ASSOCIATED TEETH WHITENING TECHNIQUE: AGILITY IN TREATMENT IN A SAFE AND EFFECTIVE WAY

Author: Dr. Paulo Gabriel Warmling
Co-author: Dra. Natália dos Santos

PATIENT SEX AND AGE

Female patient, 22 years old

MAIN COMPLAINT

Dissatisfaction with the shade of the teeth.

INITIAL EVALUATION

A clinical and radiographic examination was performed after a detailed anamnesis, in which the patient reported esthetic dissatisfaction with her smile due to the shade of her teeth and how this characteristic affected her social and professional life. The presence of periodontal disease and decayed lesions was not observed. Furthermore, the patient had good oral hygiene. No pathological shade changes were identified regarding the darkened shade of her teeth, and all teeth exposed to the forced smile showed vitality. Based on this information, a whitening treatment plan was drawn up, which presented a good prognosis relative to the patient’s esthetic complaint and expectations.

TREATMENT PERFORMED

In the first appointment, arch prophylaxis was performed. At the next appointment, the initial shade of the patient’s teeth was taken (A-D shade guide), identifying shades B2 for the upper central incisors and B3 for the upper canines. Then, the arches were molded with alginate to obtain plaster models. Using these models, customized 1mm thick Whiteness silicone molds were made using a vacuum laminating machine. The trays were trimmed 1 mm above the gingival level and tested for fit, retention, and comfort. The next step was to carry out the first in-office whitening session. First, the Arcflex lip retractor was fitted to the patient’s mouth, and a desensitizer based on potassium nitrate and sodium fluoride, Desensibilize KF 2%, was applied to the teeth for 10 minutes. The gel was removed with plenty of water, and the teeth were dried with an air spray. Then, the Top Dam gingival barrier was applied to the region of the teeth where the whitening gel would be applied, in order to avoid contact of the gel with the gingival tissue and sealing the cervical region of the teeth that could have some dentin exposure, followed by photoactivation with Quazar for 10 seconds on each tooth involved. The application of the whitening gel with hydrogen peroxide Whiteness HP AutoMixx 35% PLUS was then started on the teeth, covering the upper (16 to 26) and lower (35 to 45) teeth. As the product presentation has a self-mixing tip, the first portion of the mixture was discarded until the hydrogen peroxide and thickener were homogenized.
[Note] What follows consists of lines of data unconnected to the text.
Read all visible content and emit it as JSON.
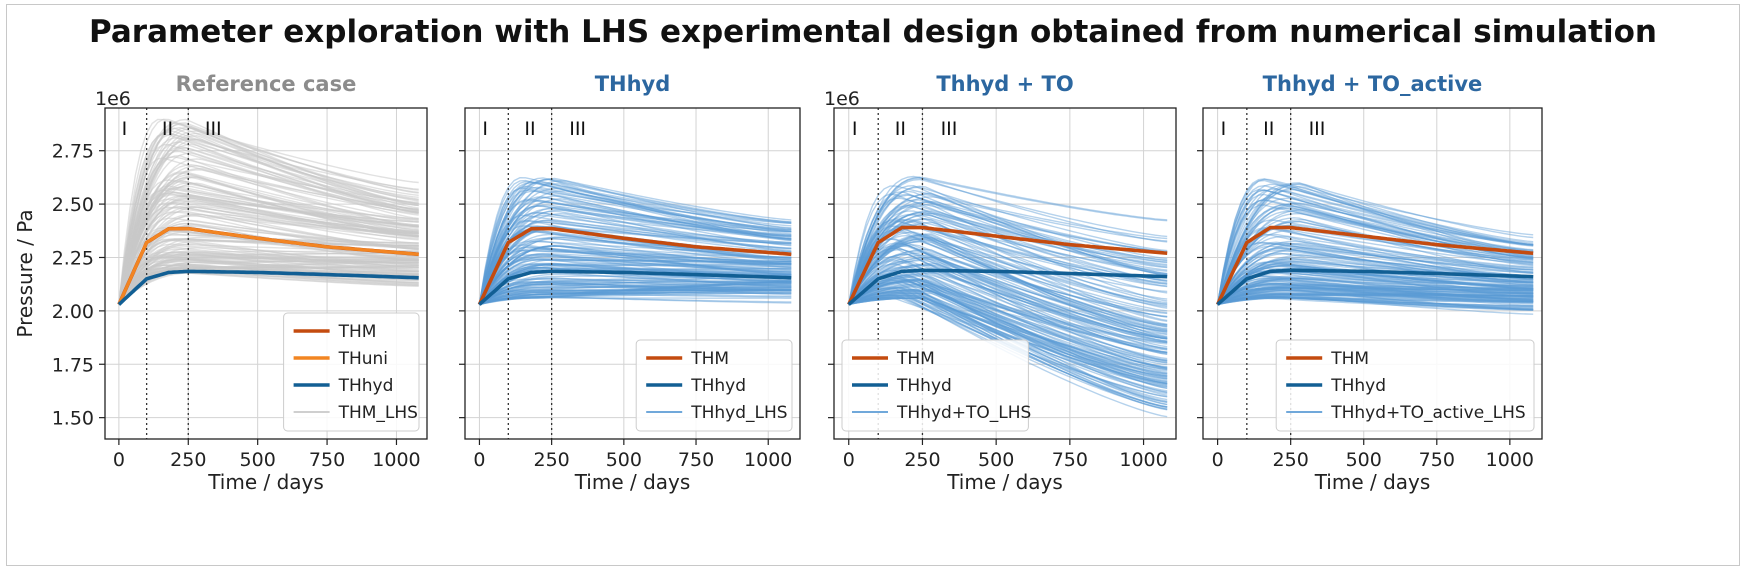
{
  "figure_title": "Parameter exploration with LHS experimental design obtained from numerical simulation",
  "chart_data": [
    {
      "type": "line",
      "title": "Reference case",
      "title_color": "#8c8c8c",
      "xlabel": "Time / days",
      "ylabel": "Pressure / Pa",
      "offset_label": "1e6",
      "xlim": [
        -50,
        1110
      ],
      "ylim": [
        1.4,
        2.95
      ],
      "xticks": [
        0,
        250,
        500,
        750,
        1000
      ],
      "yticks": [
        1.5,
        1.75,
        2.0,
        2.25,
        2.5,
        2.75
      ],
      "grid": true,
      "phases": {
        "boundaries": [
          100,
          250
        ],
        "labels": [
          "I",
          "II",
          "III"
        ]
      },
      "series": [
        {
          "name": "THM",
          "color": "#c44b0f",
          "x": [
            0,
            100,
            180,
            250,
            500,
            750,
            1080
          ],
          "y": [
            2.03,
            2.32,
            2.385,
            2.385,
            2.34,
            2.3,
            2.265
          ]
        },
        {
          "name": "THuni",
          "color": "#f28522",
          "x": [
            0,
            100,
            180,
            250,
            500,
            750,
            1080
          ],
          "y": [
            2.03,
            2.32,
            2.385,
            2.385,
            2.34,
            2.3,
            2.265
          ]
        },
        {
          "name": "THhyd",
          "color": "#125f94",
          "x": [
            0,
            100,
            180,
            250,
            500,
            750,
            1080
          ],
          "y": [
            2.03,
            2.15,
            2.18,
            2.185,
            2.18,
            2.17,
            2.155
          ]
        },
        {
          "name": "THM_LHS",
          "color": "#c8c8c8",
          "ensemble": {
            "peak_range": [
              2.18,
              2.9
            ],
            "end_range": [
              2.11,
              2.61
            ]
          }
        }
      ],
      "legend": {
        "placement": "lower-right",
        "entries": [
          "THM",
          "THuni",
          "THhyd",
          "THM_LHS"
        ]
      }
    },
    {
      "type": "line",
      "title": "THhyd",
      "title_color": "#2c67a0",
      "xlabel": "Time / days",
      "xlim": [
        -50,
        1110
      ],
      "ylim": [
        1.4,
        2.95
      ],
      "xticks": [
        0,
        250,
        500,
        750,
        1000
      ],
      "grid": true,
      "phases": {
        "boundaries": [
          100,
          250
        ],
        "labels": [
          "I",
          "II",
          "III"
        ]
      },
      "series": [
        {
          "name": "THM",
          "color": "#c44b0f",
          "x": [
            0,
            100,
            180,
            250,
            500,
            750,
            1080
          ],
          "y": [
            2.03,
            2.32,
            2.385,
            2.385,
            2.34,
            2.3,
            2.265
          ]
        },
        {
          "name": "THhyd",
          "color": "#125f94",
          "x": [
            0,
            100,
            180,
            250,
            500,
            750,
            1080
          ],
          "y": [
            2.03,
            2.15,
            2.18,
            2.185,
            2.18,
            2.17,
            2.155
          ]
        },
        {
          "name": "THhyd_LHS",
          "color": "#5b9bd5",
          "ensemble": {
            "peak_range": [
              2.06,
              2.63
            ],
            "end_range": [
              2.03,
              2.45
            ]
          }
        }
      ],
      "legend": {
        "placement": "lower-right",
        "entries": [
          "THM",
          "THhyd",
          "THhyd_LHS"
        ]
      }
    },
    {
      "type": "line",
      "title": "Thhyd + TO",
      "title_color": "#2c67a0",
      "xlabel": "Time / days",
      "offset_label": "1e6",
      "xlim": [
        -50,
        1110
      ],
      "ylim": [
        1.4,
        2.95
      ],
      "xticks": [
        0,
        250,
        500,
        750,
        1000
      ],
      "grid": true,
      "phases": {
        "boundaries": [
          100,
          250
        ],
        "labels": [
          "I",
          "II",
          "III"
        ]
      },
      "series": [
        {
          "name": "THM",
          "color": "#c44b0f",
          "x": [
            0,
            100,
            180,
            250,
            500,
            750,
            1080
          ],
          "y": [
            2.03,
            2.32,
            2.39,
            2.39,
            2.35,
            2.31,
            2.27
          ]
        },
        {
          "name": "THhyd",
          "color": "#125f94",
          "x": [
            0,
            100,
            180,
            250,
            500,
            750,
            1080
          ],
          "y": [
            2.03,
            2.15,
            2.185,
            2.19,
            2.185,
            2.175,
            2.16
          ]
        },
        {
          "name": "THhyd+TO_LHS",
          "color": "#5b9bd5",
          "ensemble": {
            "peak_range": [
              2.06,
              2.63
            ],
            "end_range": [
              1.48,
              2.45
            ]
          }
        }
      ],
      "legend": {
        "placement": "lower-left",
        "entries": [
          "THM",
          "THhyd",
          "THhyd+TO_LHS"
        ]
      }
    },
    {
      "type": "line",
      "title": "Thhyd + TO_active",
      "title_color": "#2c67a0",
      "xlabel": "Time / days",
      "xlim": [
        -50,
        1110
      ],
      "ylim": [
        1.4,
        2.95
      ],
      "xticks": [
        0,
        250,
        500,
        750,
        1000
      ],
      "grid": true,
      "phases": {
        "boundaries": [
          100,
          250
        ],
        "labels": [
          "I",
          "II",
          "III"
        ]
      },
      "series": [
        {
          "name": "THM",
          "color": "#c44b0f",
          "x": [
            0,
            100,
            180,
            250,
            500,
            750,
            1080
          ],
          "y": [
            2.03,
            2.32,
            2.39,
            2.39,
            2.35,
            2.31,
            2.27
          ]
        },
        {
          "name": "THhyd",
          "color": "#125f94",
          "x": [
            0,
            100,
            180,
            250,
            500,
            750,
            1080
          ],
          "y": [
            2.03,
            2.15,
            2.185,
            2.19,
            2.185,
            2.175,
            2.16
          ]
        },
        {
          "name": "THhyd+TO_active_LHS",
          "color": "#5b9bd5",
          "ensemble": {
            "peak_range": [
              2.06,
              2.62
            ],
            "end_range": [
              1.98,
              2.36
            ]
          }
        }
      ],
      "legend": {
        "placement": "lower-right",
        "entries": [
          "THM",
          "THhyd",
          "THhyd+TO_active_LHS"
        ]
      }
    }
  ]
}
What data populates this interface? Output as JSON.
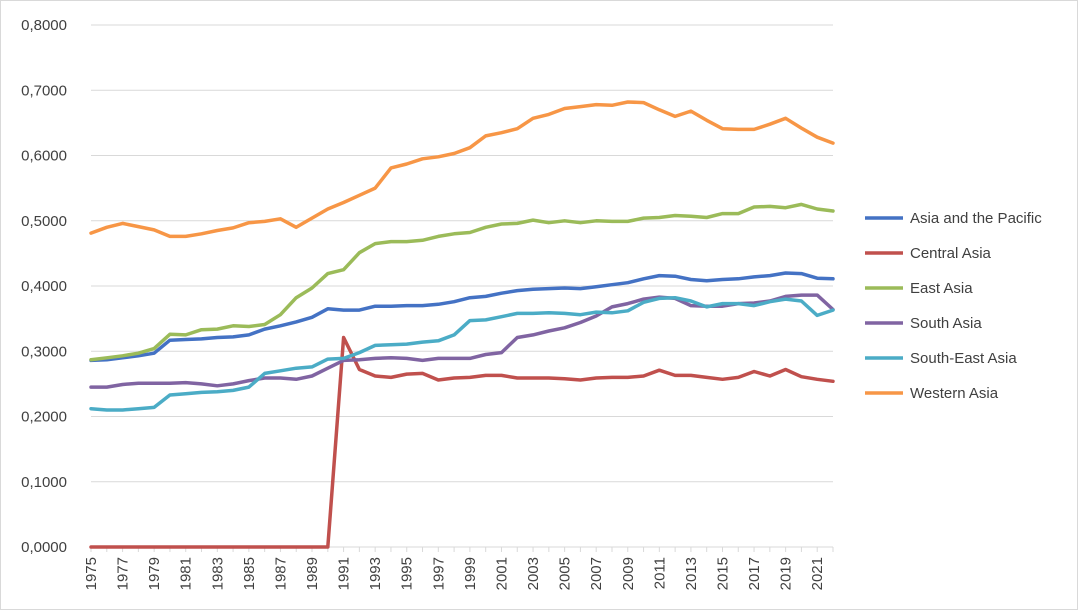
{
  "chart_data": {
    "type": "line",
    "title": "",
    "xlabel": "",
    "ylabel": "",
    "ylim": [
      0,
      0.8
    ],
    "y_ticks": [
      0,
      0.1,
      0.2,
      0.3,
      0.4,
      0.5,
      0.6,
      0.7,
      0.8
    ],
    "y_tick_labels": [
      "0,0000",
      "0,1000",
      "0,2000",
      "0,3000",
      "0,4000",
      "0,5000",
      "0,6000",
      "0,7000",
      "0,8000"
    ],
    "x": [
      1975,
      1976,
      1977,
      1978,
      1979,
      1980,
      1981,
      1982,
      1983,
      1984,
      1985,
      1986,
      1987,
      1988,
      1989,
      1990,
      1991,
      1992,
      1993,
      1994,
      1995,
      1996,
      1997,
      1998,
      1999,
      2000,
      2001,
      2002,
      2003,
      2004,
      2005,
      2006,
      2007,
      2008,
      2009,
      2010,
      2011,
      2012,
      2013,
      2014,
      2015,
      2016,
      2017,
      2018,
      2019,
      2020,
      2021,
      2022
    ],
    "x_tick_labels": [
      "1975",
      "1977",
      "1979",
      "1981",
      "1983",
      "1985",
      "1987",
      "1989",
      "1991",
      "1993",
      "1995",
      "1997",
      "1999",
      "2001",
      "2003",
      "2005",
      "2007",
      "2009",
      "2011",
      "2013",
      "2015",
      "2017",
      "2019",
      "2021"
    ],
    "grid": "horizontal",
    "legend_position": "right",
    "series": [
      {
        "name": "Asia and the Pacific",
        "color": "#4472c4",
        "values": [
          0.286,
          0.287,
          0.29,
          0.293,
          0.297,
          0.317,
          0.318,
          0.319,
          0.321,
          0.322,
          0.325,
          0.334,
          0.339,
          0.345,
          0.352,
          0.365,
          0.363,
          0.363,
          0.369,
          0.369,
          0.37,
          0.37,
          0.372,
          0.376,
          0.382,
          0.384,
          0.389,
          0.393,
          0.395,
          0.396,
          0.397,
          0.396,
          0.399,
          0.402,
          0.405,
          0.411,
          0.416,
          0.415,
          0.41,
          0.408,
          0.41,
          0.411,
          0.414,
          0.416,
          0.42,
          0.419,
          0.412,
          0.411
        ]
      },
      {
        "name": "Central Asia",
        "color": "#c0504d",
        "values": [
          0,
          0,
          0,
          0,
          0,
          0,
          0,
          0,
          0,
          0,
          0,
          0,
          0,
          0,
          0,
          0,
          0.321,
          0.272,
          0.262,
          0.26,
          0.265,
          0.266,
          0.256,
          0.259,
          0.26,
          0.263,
          0.263,
          0.259,
          0.259,
          0.259,
          0.258,
          0.256,
          0.259,
          0.26,
          0.26,
          0.262,
          0.271,
          0.263,
          0.263,
          0.26,
          0.257,
          0.26,
          0.269,
          0.262,
          0.272,
          0.261,
          0.257,
          0.254
        ]
      },
      {
        "name": "East Asia",
        "color": "#9bbb59",
        "values": [
          0.287,
          0.29,
          0.293,
          0.297,
          0.304,
          0.326,
          0.325,
          0.333,
          0.334,
          0.339,
          0.338,
          0.341,
          0.356,
          0.382,
          0.397,
          0.419,
          0.425,
          0.451,
          0.465,
          0.468,
          0.468,
          0.47,
          0.476,
          0.48,
          0.482,
          0.49,
          0.495,
          0.496,
          0.501,
          0.497,
          0.5,
          0.497,
          0.5,
          0.499,
          0.499,
          0.504,
          0.505,
          0.508,
          0.507,
          0.505,
          0.511,
          0.511,
          0.521,
          0.522,
          0.52,
          0.525,
          0.518,
          0.515
        ]
      },
      {
        "name": "South Asia",
        "color": "#8064a2",
        "values": [
          0.245,
          0.245,
          0.249,
          0.251,
          0.251,
          0.251,
          0.252,
          0.25,
          0.247,
          0.25,
          0.255,
          0.259,
          0.259,
          0.257,
          0.262,
          0.274,
          0.286,
          0.287,
          0.289,
          0.29,
          0.289,
          0.286,
          0.289,
          0.289,
          0.289,
          0.295,
          0.298,
          0.321,
          0.325,
          0.331,
          0.336,
          0.344,
          0.354,
          0.368,
          0.373,
          0.38,
          0.383,
          0.381,
          0.37,
          0.369,
          0.369,
          0.373,
          0.374,
          0.377,
          0.384,
          0.386,
          0.386,
          0.364
        ]
      },
      {
        "name": "South-East Asia",
        "color": "#4bacc6",
        "values": [
          0.212,
          0.21,
          0.21,
          0.212,
          0.214,
          0.233,
          0.235,
          0.237,
          0.238,
          0.24,
          0.245,
          0.266,
          0.27,
          0.274,
          0.276,
          0.288,
          0.289,
          0.298,
          0.309,
          0.31,
          0.311,
          0.314,
          0.316,
          0.325,
          0.347,
          0.348,
          0.353,
          0.358,
          0.358,
          0.359,
          0.358,
          0.356,
          0.36,
          0.359,
          0.362,
          0.375,
          0.381,
          0.382,
          0.377,
          0.368,
          0.373,
          0.373,
          0.37,
          0.376,
          0.38,
          0.377,
          0.355,
          0.363
        ]
      },
      {
        "name": "Western Asia",
        "color": "#f79646",
        "values": [
          0.481,
          0.49,
          0.496,
          0.491,
          0.486,
          0.476,
          0.476,
          0.48,
          0.485,
          0.489,
          0.497,
          0.499,
          0.503,
          0.49,
          0.504,
          0.518,
          0.528,
          0.539,
          0.55,
          0.581,
          0.587,
          0.595,
          0.598,
          0.603,
          0.612,
          0.63,
          0.635,
          0.641,
          0.657,
          0.663,
          0.672,
          0.675,
          0.678,
          0.677,
          0.682,
          0.681,
          0.67,
          0.66,
          0.668,
          0.654,
          0.641,
          0.64,
          0.64,
          0.648,
          0.657,
          0.642,
          0.628,
          0.619
        ]
      }
    ]
  }
}
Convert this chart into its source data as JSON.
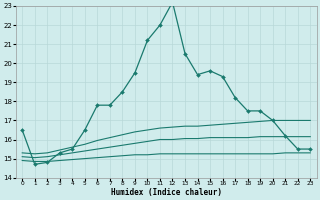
{
  "title": "",
  "xlabel": "Humidex (Indice chaleur)",
  "bg_color": "#d0ecec",
  "grid_color": "#b8d8d8",
  "line_color": "#1a7a6e",
  "xlim": [
    -0.5,
    23.5
  ],
  "ylim": [
    14,
    23
  ],
  "yticks": [
    14,
    15,
    16,
    17,
    18,
    19,
    20,
    21,
    22,
    23
  ],
  "xticks": [
    0,
    1,
    2,
    3,
    4,
    5,
    6,
    7,
    8,
    9,
    10,
    11,
    12,
    13,
    14,
    15,
    16,
    17,
    18,
    19,
    20,
    21,
    22,
    23
  ],
  "main_x": [
    0,
    1,
    2,
    3,
    4,
    5,
    6,
    7,
    8,
    9,
    10,
    11,
    12,
    13,
    14,
    15,
    16,
    17,
    18,
    19,
    20,
    21,
    22,
    23
  ],
  "main_y": [
    16.5,
    14.7,
    14.8,
    15.3,
    15.5,
    16.5,
    17.8,
    17.8,
    18.5,
    19.5,
    21.2,
    22.0,
    23.2,
    20.5,
    19.4,
    19.6,
    19.3,
    18.2,
    17.5,
    17.5,
    17.0,
    16.2,
    15.5,
    15.5
  ],
  "flat1_x": [
    0,
    1,
    2,
    3,
    4,
    5,
    6,
    7,
    8,
    9,
    10,
    11,
    12,
    13,
    14,
    15,
    16,
    17,
    18,
    19,
    20,
    21,
    22,
    23
  ],
  "flat1_y": [
    14.9,
    14.85,
    14.85,
    14.9,
    14.95,
    15.0,
    15.05,
    15.1,
    15.15,
    15.2,
    15.2,
    15.25,
    15.25,
    15.25,
    15.25,
    15.25,
    15.25,
    15.25,
    15.25,
    15.25,
    15.25,
    15.3,
    15.3,
    15.3
  ],
  "flat2_x": [
    0,
    1,
    2,
    3,
    4,
    5,
    6,
    7,
    8,
    9,
    10,
    11,
    12,
    13,
    14,
    15,
    16,
    17,
    18,
    19,
    20,
    21,
    22,
    23
  ],
  "flat2_y": [
    15.1,
    15.05,
    15.1,
    15.2,
    15.3,
    15.4,
    15.5,
    15.6,
    15.7,
    15.8,
    15.9,
    16.0,
    16.0,
    16.05,
    16.05,
    16.1,
    16.1,
    16.1,
    16.1,
    16.15,
    16.15,
    16.15,
    16.15,
    16.15
  ],
  "flat3_x": [
    0,
    1,
    2,
    3,
    4,
    5,
    6,
    7,
    8,
    9,
    10,
    11,
    12,
    13,
    14,
    15,
    16,
    17,
    18,
    19,
    20,
    21,
    22,
    23
  ],
  "flat3_y": [
    15.3,
    15.25,
    15.3,
    15.45,
    15.6,
    15.75,
    15.95,
    16.1,
    16.25,
    16.4,
    16.5,
    16.6,
    16.65,
    16.7,
    16.7,
    16.75,
    16.8,
    16.85,
    16.9,
    16.95,
    17.0,
    17.0,
    17.0,
    17.0
  ]
}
After 40 minutes of action, the excess gel on the teeth was sucked off with the aid of a surgical suction device, followed by abundant washing with water. At the end of the session, the patient was given customized trays along with White Class 7.5% hydrogen peroxide gel. The patient was instructed to apply a small drop of the whitener to the vestibular surfaces of the same teeth involved in the in-office whitening. It was recommended to use it for 1 hour a day, in the weeks between in-office sessions. At the end of the treatment, three in-office whitening sessions and 11 home whitening sessions were performed, with an interval of 14 days. As a final result, we obtained a significant shade change, going from shades B2 and B3 to shades BL3 and BL4.